Bevor das Trainingslager in Doha begann, schwebte der Name Manuel Neuer lange Zeit über München. Das tut er gewissermaßen zwar immer noch, doch beim Thema Torwart scheint nun ein neues, kurzfristigeres Kapitel aufgeschlagen worden zu sein.
Bei den Trainingseinheiten ist zu beobachten, dass Ersatzkeeper Thomas Kraft, der schon in der Champions League gegen Rom und Basel spielen durfte, im A-Team agiert. Jörg Butt hütet dagegen das Tor des B-Teams.
Van Gaal lässt Torwartfrage offen
Wie mehrere Medien erfahren haben wollen, wird Kraft in Wolfsburg den Kasten hüten - auch wenn sich Trainer Louis van Gaal noch um eine klare Aussage drückt. "Ich will das jetzt noch nicht sagen", meinte der Niederländer am Freitag in Doha. "Wir haben noch zehn Tage Training. Wir müssen das abwarten."
Zuvor hatte der Coach bereits gegenüber der "Bild" erklärt: "Bei mir ist jede Position offen. Es ist auch möglich, dass Kraft spielt." Am Freitag lobte van Gaal seinen jungen Torhüter: "Kraft ist ein großes Talent, hat in der Champions League schon Einsätze gehabt und spielt super gut."
Der Youngster selbst weiß noch nichts von seinem Glück. "Der Trainer hat noch nicht mit mir darüber gesprochen, aber ich würde mich natürlich sehr freuen, wenn's so ist. Ich habe immer gesagt, dass ich die Nummer 1 werden will", erklärte Kraft gegenüber SPOX.
Pfaff pro Kraft und pro Neuer
Dass neben den Bayern-Fans, die sich längst zu Kraft bekannt haben, auch van Gaal ein Fan des 22-Jährigen ist, ist bekannt. Und diese beiden Lager erhalten nun auch Unterstützung von einer Torwartlegende des Rekordmeisters.
Jean-Marie Pfaff, von 1982 bis 1988 im Tor der Münchner, spricht sich ebenfalls für Kraft aus: "Ich könnte verstehen, wenn van Gaal Kraft ins Tor stellt. Butt hat viel Erfahrung und strahlt viel Ruhe aus. Aber Kraft gehört die Zukunft. Und er hat ja in Rom schon gezeigt, was er drauf hat. Er ist ein spektakulärer Torwart. Man sollte ihm eine Chance geben", so Pfaff im Gespräch mit SPOX.
Doch selbst wenn Kraft kurzfristig - und durchaus überraschend - den Vorzug vor Butt erhalten sollte, wird das Torwart-Thema beim Rekordmeister nicht ruhen. Kraft hätte zwar die Chance, ein klares Bewerbungsschreiben für die neue Saison abzugeben, doch am Standing eines Manuel Neuer wird er in einem halben Jahr kaum vorbeikommen.
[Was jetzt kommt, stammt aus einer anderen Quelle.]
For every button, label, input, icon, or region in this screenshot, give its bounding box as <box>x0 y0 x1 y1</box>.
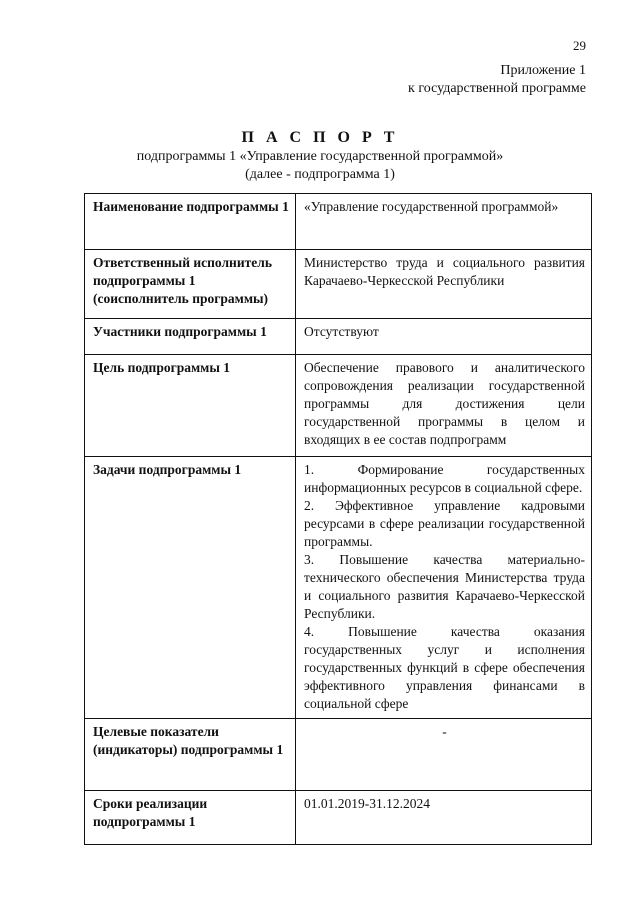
subtitle-line-1: подпрограммы 1 «Управление государственной программой» <box>136 149 504 164</box>
row-value-responsible: Министерство труда и социального развития Карачаево-Черкесской Республики <box>296 250 592 319</box>
appendix-line-1: Приложение 1 <box>500 63 586 78</box>
row-value-period: 01.01.2019-31.12.2024 <box>296 791 592 845</box>
task-item-2: 2. Эффективное управление кадровыми ресурсами в сфере реализации государственной программы. <box>304 498 585 549</box>
task-item-4: 4. Повышение качества оказания государственных услуг и исполнения государственных функций в сфере обеспечения эффективного управления финансами в социальной сфере <box>304 624 585 711</box>
table-row <box>85 194 592 250</box>
table-row <box>85 719 592 791</box>
task-item-3: 3. Повышение качества материально-технического обеспечения Министерства труда и социального развития Карачаево-Черкесской Республики. <box>304 552 585 621</box>
passport-table <box>84 193 592 845</box>
passport-heading: П А С П О Р Т <box>241 129 399 146</box>
table-row <box>85 319 592 355</box>
table-row <box>85 250 592 319</box>
table-row <box>85 355 592 457</box>
row-value-goal: Обеспечение правового и аналитического сопровождения реализации государственной программы для достижения цели государственной программы в целом и входящих в ее состав подпрограмм <box>296 355 592 457</box>
appendix-note <box>408 62 586 98</box>
table-row <box>85 791 592 845</box>
task-item-1: 1. Формирование государственных информационных ресурсов в социальной сфере. <box>304 462 585 495</box>
row-value-indicators: - <box>296 719 592 791</box>
document-title-block <box>0 128 640 184</box>
page-number: 29 <box>573 38 586 53</box>
table-row <box>85 457 592 719</box>
row-value-name: «Управление государственной программой» <box>296 194 592 250</box>
row-label-name: Наименование подпрограммы 1 <box>85 194 296 250</box>
appendix-line-2: к государственной программе <box>408 81 586 96</box>
subtitle-line-2: (далее - подпрограмма 1) <box>245 167 395 182</box>
row-label-goal: Цель подпрограммы 1 <box>85 355 296 457</box>
row-label-responsible: Ответственный исполнитель подпрограммы 1 (соисполнитель программы) <box>85 250 296 319</box>
row-label-participants: Участники подпрограммы 1 <box>85 319 296 355</box>
row-label-period: Сроки реализации подпрограммы 1 <box>85 791 296 845</box>
row-value-participants: Отсутствуют <box>296 319 592 355</box>
row-value-tasks <box>296 457 592 719</box>
row-label-tasks: Задачи подпрограммы 1 <box>85 457 296 719</box>
row-label-indicators: Целевые показатели (индикаторы) подпрограммы 1 <box>85 719 296 791</box>
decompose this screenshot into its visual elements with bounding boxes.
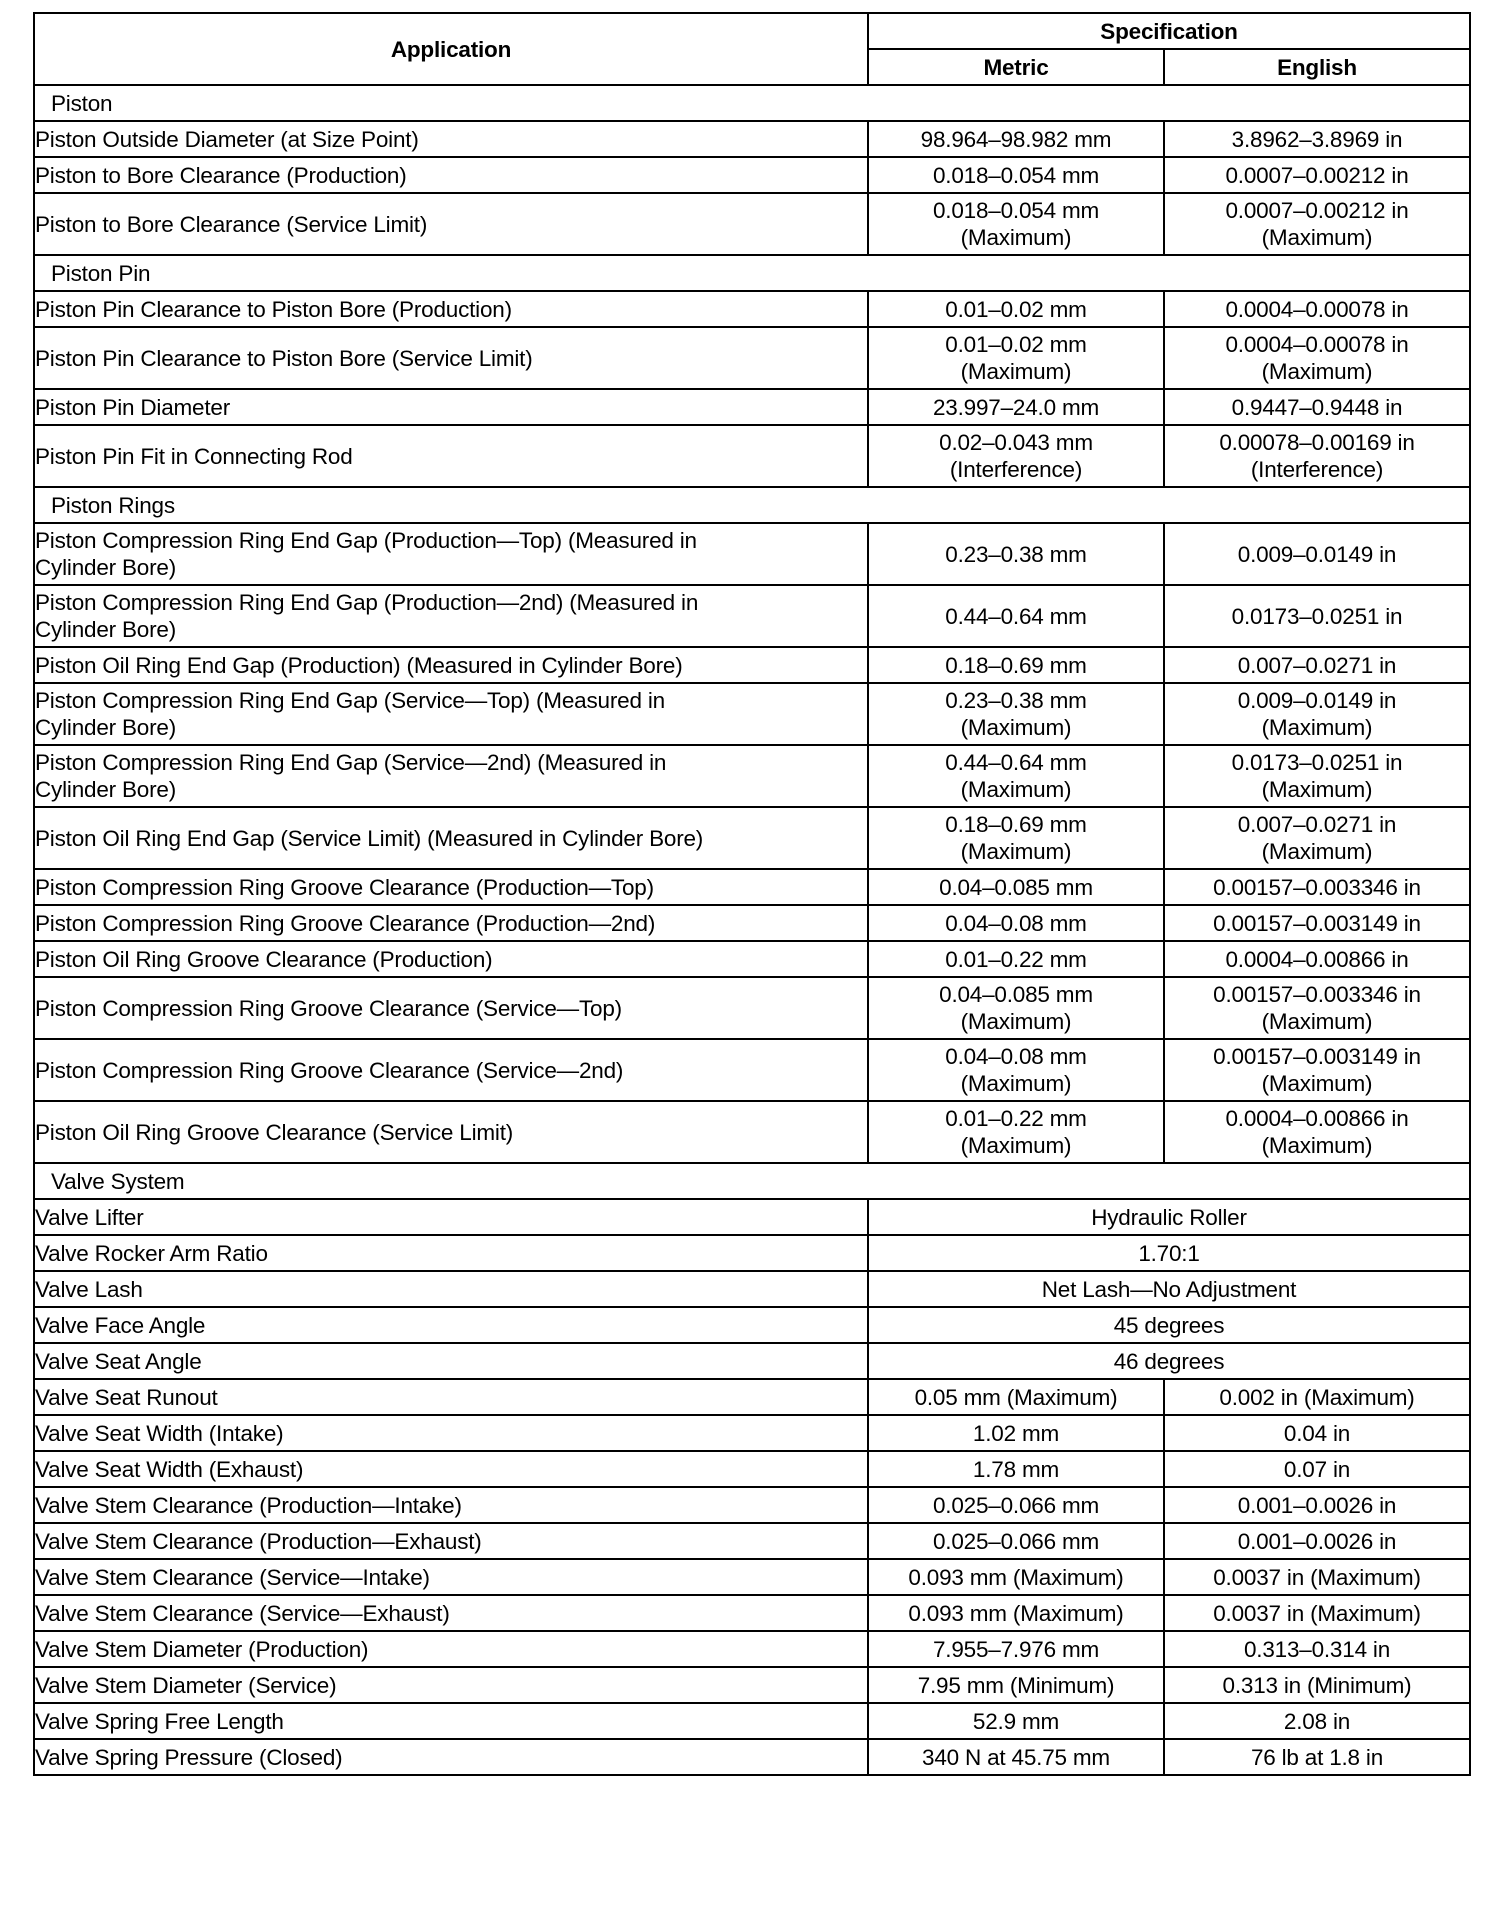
metric-value: 0.44–0.64 mm bbox=[945, 603, 1087, 629]
column-header-application: Application bbox=[34, 13, 868, 85]
application-cell bbox=[34, 683, 868, 745]
application-cell bbox=[34, 523, 868, 585]
application-text: Valve Stem Clearance (Service—Exhaust) bbox=[35, 1600, 450, 1626]
application-text: Piston Compression Ring Groove Clearance (Production—Top) bbox=[35, 874, 654, 900]
english-note: (Maximum) bbox=[1261, 1133, 1373, 1158]
table-row bbox=[34, 1307, 1470, 1343]
metric-value: 0.02–0.043 mm bbox=[939, 430, 1093, 455]
english-note: (Maximum) bbox=[1261, 715, 1373, 740]
section-title: Piston Pin bbox=[34, 255, 1470, 291]
section-row bbox=[34, 487, 1470, 523]
english-note: (Maximum) bbox=[1261, 1009, 1373, 1034]
english-value: 3.8962–3.8969 in bbox=[1231, 126, 1403, 152]
application-cell bbox=[34, 193, 868, 255]
metric-value-cell bbox=[868, 157, 1164, 193]
table-row bbox=[34, 157, 1470, 193]
application-cell bbox=[34, 1343, 868, 1379]
metric-note: (Maximum) bbox=[960, 1133, 1072, 1158]
english-value: 0.0173–0.0251 in bbox=[1231, 750, 1403, 775]
english-value: 0.00157–0.003149 in bbox=[1213, 1044, 1421, 1069]
metric-value-cell bbox=[868, 683, 1164, 745]
metric-value-cell bbox=[868, 1559, 1164, 1595]
table-row bbox=[34, 869, 1470, 905]
english-value-cell bbox=[1164, 745, 1470, 807]
english-value-cell bbox=[1164, 1703, 1470, 1739]
application-text: Piston Oil Ring Groove Clearance (Service Limit) bbox=[35, 1119, 514, 1145]
english-value-cell bbox=[1164, 977, 1470, 1039]
english-value: 0.009–0.0149 in bbox=[1237, 541, 1397, 567]
english-value: 0.0037 in (Maximum) bbox=[1213, 1600, 1421, 1626]
application-text: Piston Oil Ring End Gap (Service Limit) (Measured in Cylinder Bore) bbox=[35, 825, 704, 851]
application-text: Valve Seat Runout bbox=[35, 1384, 218, 1410]
application-text-continued: Cylinder Bore) bbox=[35, 555, 177, 580]
table-row bbox=[34, 1487, 1470, 1523]
application-text: Piston Pin Clearance to Piston Bore (Production) bbox=[35, 296, 512, 322]
metric-value: 0.025–0.066 mm bbox=[932, 1492, 1100, 1518]
english-value: 0.00078–0.00169 in bbox=[1219, 430, 1415, 455]
application-cell bbox=[34, 869, 868, 905]
application-cell bbox=[34, 121, 868, 157]
column-header-specification: Specification bbox=[868, 13, 1470, 49]
english-value-cell bbox=[1164, 1559, 1470, 1595]
application-text-continued: Cylinder Bore) bbox=[35, 715, 177, 740]
metric-value-cell bbox=[868, 291, 1164, 327]
combined-value-cell: 45 degrees bbox=[868, 1307, 1470, 1343]
application-text: Piston Pin Diameter bbox=[35, 394, 231, 420]
application-cell bbox=[34, 647, 868, 683]
table-row bbox=[34, 1451, 1470, 1487]
english-value: 0.07 in bbox=[1283, 1456, 1351, 1482]
english-value-cell bbox=[1164, 683, 1470, 745]
english-value: 0.00157–0.003346 in bbox=[1213, 874, 1421, 900]
metric-value-cell bbox=[868, 807, 1164, 869]
table-row bbox=[34, 389, 1470, 425]
table-row bbox=[34, 1559, 1470, 1595]
application-text: Piston Compression Ring End Gap (Production—Top) (Measured in bbox=[35, 528, 697, 553]
english-value-cell bbox=[1164, 1667, 1470, 1703]
application-cell bbox=[34, 1595, 868, 1631]
english-value-cell bbox=[1164, 1487, 1470, 1523]
metric-value-cell bbox=[868, 941, 1164, 977]
english-value: 0.9447–0.9448 in bbox=[1231, 394, 1403, 420]
table-row bbox=[34, 121, 1470, 157]
section-title: Piston Rings bbox=[34, 487, 1470, 523]
metric-value-cell bbox=[868, 425, 1164, 487]
table-row bbox=[34, 425, 1470, 487]
english-value-cell bbox=[1164, 327, 1470, 389]
metric-value: 0.025–0.066 mm bbox=[932, 1528, 1100, 1554]
application-text: Valve Stem Clearance (Service—Intake) bbox=[35, 1564, 430, 1590]
metric-value-cell bbox=[868, 1039, 1164, 1101]
section-row bbox=[34, 1163, 1470, 1199]
table-row bbox=[34, 1667, 1470, 1703]
combined-value-cell: 1.70:1 bbox=[868, 1235, 1470, 1271]
english-note: (Maximum) bbox=[1261, 1071, 1373, 1096]
application-cell bbox=[34, 1235, 868, 1271]
metric-value-cell bbox=[868, 1379, 1164, 1415]
metric-value: 0.018–0.054 mm bbox=[932, 162, 1100, 188]
application-text: Valve Stem Diameter (Production) bbox=[35, 1636, 369, 1662]
english-value-cell bbox=[1164, 1739, 1470, 1775]
application-cell bbox=[34, 327, 868, 389]
english-value-cell bbox=[1164, 1379, 1470, 1415]
table-row bbox=[34, 1739, 1470, 1775]
application-text: Piston Oil Ring End Gap (Production) (Measured in Cylinder Bore) bbox=[35, 652, 683, 678]
table-row bbox=[34, 1523, 1470, 1559]
metric-value-cell bbox=[868, 1523, 1164, 1559]
english-value: 0.009–0.0149 in bbox=[1237, 688, 1397, 713]
metric-value: 0.44–0.64 mm bbox=[945, 750, 1087, 775]
table-row bbox=[34, 745, 1470, 807]
metric-value-cell bbox=[868, 585, 1164, 647]
metric-value-cell bbox=[868, 977, 1164, 1039]
section-title: Piston bbox=[34, 85, 1470, 121]
table-row bbox=[34, 647, 1470, 683]
english-value-cell bbox=[1164, 941, 1470, 977]
metric-value-cell bbox=[868, 647, 1164, 683]
english-value-cell bbox=[1164, 121, 1470, 157]
metric-value: 1.78 mm bbox=[972, 1456, 1060, 1482]
metric-value: 0.01–0.02 mm bbox=[945, 332, 1087, 357]
application-cell bbox=[34, 389, 868, 425]
application-cell bbox=[34, 157, 868, 193]
application-text: Valve Seat Angle bbox=[35, 1348, 202, 1374]
metric-value: 0.093 mm (Maximum) bbox=[908, 1600, 1124, 1626]
application-text: Piston to Bore Clearance (Service Limit) bbox=[35, 211, 428, 237]
metric-value: 0.01–0.22 mm bbox=[945, 1106, 1087, 1131]
metric-value-cell bbox=[868, 905, 1164, 941]
metric-value-cell bbox=[868, 1451, 1164, 1487]
metric-value-cell bbox=[868, 121, 1164, 157]
application-text: Valve Lash bbox=[35, 1276, 143, 1302]
english-value-cell bbox=[1164, 425, 1470, 487]
table-row bbox=[34, 1703, 1470, 1739]
metric-value-cell bbox=[868, 193, 1164, 255]
application-text: Piston Compression Ring Groove Clearance (Service—Top) bbox=[35, 995, 622, 1021]
application-text: Valve Spring Free Length bbox=[35, 1708, 284, 1734]
application-text: Valve Stem Clearance (Production—Intake) bbox=[35, 1492, 462, 1518]
combined-value-cell: Net Lash—No Adjustment bbox=[868, 1271, 1470, 1307]
application-cell bbox=[34, 425, 868, 487]
metric-value: 52.9 mm bbox=[972, 1708, 1060, 1734]
table-row bbox=[34, 1595, 1470, 1631]
english-value-cell bbox=[1164, 1595, 1470, 1631]
application-cell bbox=[34, 1415, 868, 1451]
metric-value-cell bbox=[868, 1595, 1164, 1631]
application-cell bbox=[34, 1523, 868, 1559]
metric-value: 0.04–0.085 mm bbox=[939, 982, 1093, 1007]
table-row bbox=[34, 977, 1470, 1039]
english-value: 0.313–0.314 in bbox=[1243, 1636, 1391, 1662]
application-cell bbox=[34, 1703, 868, 1739]
table-row bbox=[34, 523, 1470, 585]
application-text: Valve Spring Pressure (Closed) bbox=[35, 1744, 343, 1770]
application-cell bbox=[34, 1559, 868, 1595]
table-row bbox=[34, 327, 1470, 389]
metric-value: 0.18–0.69 mm bbox=[945, 812, 1087, 837]
application-cell bbox=[34, 585, 868, 647]
table-header bbox=[34, 13, 1470, 85]
metric-value: 7.95 mm (Minimum) bbox=[917, 1672, 1115, 1698]
english-value: 0.0004–0.00078 in bbox=[1225, 332, 1409, 357]
english-value-cell bbox=[1164, 869, 1470, 905]
application-text: Piston Compression Ring End Gap (Service—Top) (Measured in bbox=[35, 688, 665, 713]
english-value: 0.007–0.0271 in bbox=[1237, 812, 1397, 837]
table-row bbox=[34, 193, 1470, 255]
application-text: Valve Seat Width (Exhaust) bbox=[35, 1456, 304, 1482]
table-row bbox=[34, 683, 1470, 745]
english-note: (Maximum) bbox=[1261, 839, 1373, 864]
english-value-cell bbox=[1164, 807, 1470, 869]
metric-value: 0.23–0.38 mm bbox=[945, 688, 1087, 713]
metric-value-cell bbox=[868, 1101, 1164, 1163]
english-value-cell bbox=[1164, 1631, 1470, 1667]
metric-value: 0.23–0.38 mm bbox=[945, 541, 1087, 567]
application-text: Piston Oil Ring Groove Clearance (Production) bbox=[35, 946, 493, 972]
application-cell bbox=[34, 905, 868, 941]
metric-note: (Maximum) bbox=[960, 1071, 1072, 1096]
section-row bbox=[34, 255, 1470, 291]
metric-value-cell bbox=[868, 1631, 1164, 1667]
english-value-cell bbox=[1164, 1101, 1470, 1163]
application-cell bbox=[34, 1451, 868, 1487]
metric-value-cell bbox=[868, 869, 1164, 905]
english-value: 0.001–0.0026 in bbox=[1237, 1528, 1397, 1554]
english-value: 0.007–0.0271 in bbox=[1237, 652, 1397, 678]
metric-value-cell bbox=[868, 745, 1164, 807]
application-cell bbox=[34, 1271, 868, 1307]
table-row bbox=[34, 941, 1470, 977]
english-note: (Maximum) bbox=[1261, 359, 1373, 384]
english-value-cell bbox=[1164, 523, 1470, 585]
metric-value: 0.18–0.69 mm bbox=[945, 652, 1087, 678]
application-text: Valve Face Angle bbox=[35, 1312, 206, 1338]
metric-value: 23.997–24.0 mm bbox=[932, 394, 1100, 420]
metric-value: 7.955–7.976 mm bbox=[932, 1636, 1100, 1662]
application-text: Valve Seat Width (Intake) bbox=[35, 1420, 284, 1446]
metric-value: 0.018–0.054 mm bbox=[932, 198, 1100, 223]
application-text: Valve Lifter bbox=[35, 1204, 144, 1230]
section-title: Valve System bbox=[34, 1163, 1470, 1199]
english-value: 0.0007–0.00212 in bbox=[1225, 198, 1409, 223]
table-row bbox=[34, 1199, 1470, 1235]
metric-value-cell bbox=[868, 1667, 1164, 1703]
english-value: 0.002 in (Maximum) bbox=[1219, 1384, 1415, 1410]
metric-note: (Maximum) bbox=[960, 715, 1072, 740]
application-cell bbox=[34, 1101, 868, 1163]
application-cell bbox=[34, 977, 868, 1039]
metric-value: 98.964–98.982 mm bbox=[920, 126, 1112, 152]
application-text-continued: Cylinder Bore) bbox=[35, 617, 177, 642]
metric-note: (Maximum) bbox=[960, 225, 1072, 250]
table-body bbox=[34, 85, 1470, 1775]
application-cell bbox=[34, 1631, 868, 1667]
table-row bbox=[34, 905, 1470, 941]
english-value-cell bbox=[1164, 157, 1470, 193]
table-row bbox=[34, 1415, 1470, 1451]
application-text: Piston Compression Ring End Gap (Production—2nd) (Measured in bbox=[35, 590, 699, 615]
application-text: Valve Stem Diameter (Service) bbox=[35, 1672, 337, 1698]
metric-value: 0.04–0.08 mm bbox=[945, 910, 1087, 936]
english-value-cell bbox=[1164, 1415, 1470, 1451]
application-cell bbox=[34, 291, 868, 327]
english-value-cell bbox=[1164, 1039, 1470, 1101]
table-row bbox=[34, 1379, 1470, 1415]
table-row bbox=[34, 1271, 1470, 1307]
combined-value-cell: Hydraulic Roller bbox=[868, 1199, 1470, 1235]
metric-note: (Maximum) bbox=[960, 359, 1072, 384]
english-value: 76 lb at 1.8 in bbox=[1250, 1744, 1384, 1770]
application-text: Piston Pin Fit in Connecting Rod bbox=[35, 443, 353, 469]
table-row bbox=[34, 1101, 1470, 1163]
english-value: 0.00157–0.003346 in bbox=[1213, 982, 1421, 1007]
application-cell bbox=[34, 941, 868, 977]
english-note: (Maximum) bbox=[1261, 777, 1373, 802]
metric-value-cell bbox=[868, 389, 1164, 425]
metric-note: (Interference) bbox=[949, 457, 1083, 482]
metric-value: 340 N at 45.75 mm bbox=[922, 1744, 1110, 1770]
english-value: 0.001–0.0026 in bbox=[1237, 1492, 1397, 1518]
english-value: 0.0004–0.00866 in bbox=[1225, 946, 1409, 972]
metric-value: 0.04–0.085 mm bbox=[939, 874, 1093, 900]
metric-value: 0.01–0.02 mm bbox=[945, 296, 1087, 322]
application-cell bbox=[34, 1199, 868, 1235]
table-row bbox=[34, 1343, 1470, 1379]
english-note: (Interference) bbox=[1250, 457, 1384, 482]
english-value-cell bbox=[1164, 193, 1470, 255]
english-value: 0.00157–0.003149 in bbox=[1213, 910, 1421, 936]
table-row bbox=[34, 1631, 1470, 1667]
metric-value-cell bbox=[868, 1739, 1164, 1775]
english-value: 0.04 in bbox=[1283, 1420, 1351, 1446]
metric-value: 0.01–0.22 mm bbox=[945, 946, 1087, 972]
english-value-cell bbox=[1164, 647, 1470, 683]
english-value: 0.0173–0.0251 in bbox=[1231, 603, 1403, 629]
english-note: (Maximum) bbox=[1261, 225, 1373, 250]
application-cell bbox=[34, 745, 868, 807]
metric-value: 0.04–0.08 mm bbox=[945, 1044, 1087, 1069]
metric-value-cell bbox=[868, 1487, 1164, 1523]
metric-value-cell bbox=[868, 1415, 1164, 1451]
metric-value: 1.02 mm bbox=[972, 1420, 1060, 1446]
english-value-cell bbox=[1164, 389, 1470, 425]
metric-value-cell bbox=[868, 523, 1164, 585]
english-value: 0.0037 in (Maximum) bbox=[1213, 1564, 1421, 1590]
english-value-cell bbox=[1164, 1451, 1470, 1487]
specification-table bbox=[33, 12, 1471, 1776]
table-row bbox=[34, 807, 1470, 869]
table-row bbox=[34, 1235, 1470, 1271]
english-value-cell bbox=[1164, 585, 1470, 647]
application-text: Valve Stem Clearance (Production—Exhaust) bbox=[35, 1528, 482, 1554]
metric-note: (Maximum) bbox=[960, 777, 1072, 802]
application-text: Piston Outside Diameter (at Size Point) bbox=[35, 126, 419, 152]
application-text: Piston Compression Ring Groove Clearance (Production—2nd) bbox=[35, 910, 656, 936]
metric-value: 0.093 mm (Maximum) bbox=[908, 1564, 1124, 1590]
english-value: 2.08 in bbox=[1283, 1708, 1351, 1734]
application-text: Piston Compression Ring Groove Clearance (Service—2nd) bbox=[35, 1057, 624, 1083]
section-row bbox=[34, 85, 1470, 121]
application-cell bbox=[34, 807, 868, 869]
metric-note: (Maximum) bbox=[960, 839, 1072, 864]
application-text: Valve Rocker Arm Ratio bbox=[35, 1240, 268, 1266]
metric-value-cell bbox=[868, 327, 1164, 389]
english-value: 0.0004–0.00078 in bbox=[1225, 296, 1409, 322]
table-row bbox=[34, 1039, 1470, 1101]
table-row bbox=[34, 585, 1470, 647]
application-cell bbox=[34, 1667, 868, 1703]
english-value-cell bbox=[1164, 1523, 1470, 1559]
application-text: Piston Compression Ring End Gap (Service—2nd) (Measured in bbox=[35, 750, 667, 775]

Daher sagt auch Pfaff: "Bei Bayern müssen immer die besten Spieler spielen. Manuel Neuer ist der beste Torwart in Deutschland und überhaupt einer der besten der Welt. Er hat sich in den letzten zwei Jahren enorm gesteigert. Wenn er die Chance hat, zu Bayern zu kommen, dann muss er das sofort machen. Wer bei Bayern spielt, wird automatisch noch besser."
Pfaff macht Rensing Mut
Kraft betonte schon frühzeitig, den Verein verlassen zu wollen, wenn der Klub im Sommer im Kasten nachrüstet. Für Pfaff ist ein Wechsel von Kraft im Falle eines Neuer-Transfers jedoch nicht zwingend notwendig: "Kraft hätte doch die Chance, Neuer zu verdrängen. Ich würde einen offenen Konkurrenzkampf ausrufen. Man muss Neuer ja nicht gleich automatisch zur Nummer 1 machen."
Doch ob sich Kraft dies antun wird? Wer Neuer verpflichtet und ihn dann nicht ins Tor stellt, muss mit Scheuklappen durch die Gegend laufen. Kraft will dagegen unter allen Umständen vermeiden, einen ähnlichen Karriereknick wie Kahn-Nachfolger Michael Rensing zu erleiden.
Der Ex-Bayer hat für seine neue Aufgabe in Köln das Vertrauen von Pfaff: "Er ist kein schlechter Torwart und wird das auch in Köln zeigen. Er ist bei Bayern gescheitert, weil er mental nicht so stark war. An Kahns Nachfolge hätte aber jeder Torhüter der Welt zu knabbern gehabt. Michael ist ein guter Torwart, auch wenn er mir persönlich immer zu viel Krafttraining gemacht hat. Zu viele Muskeln sind schlecht für die Beweglichkeit eines Torhüters."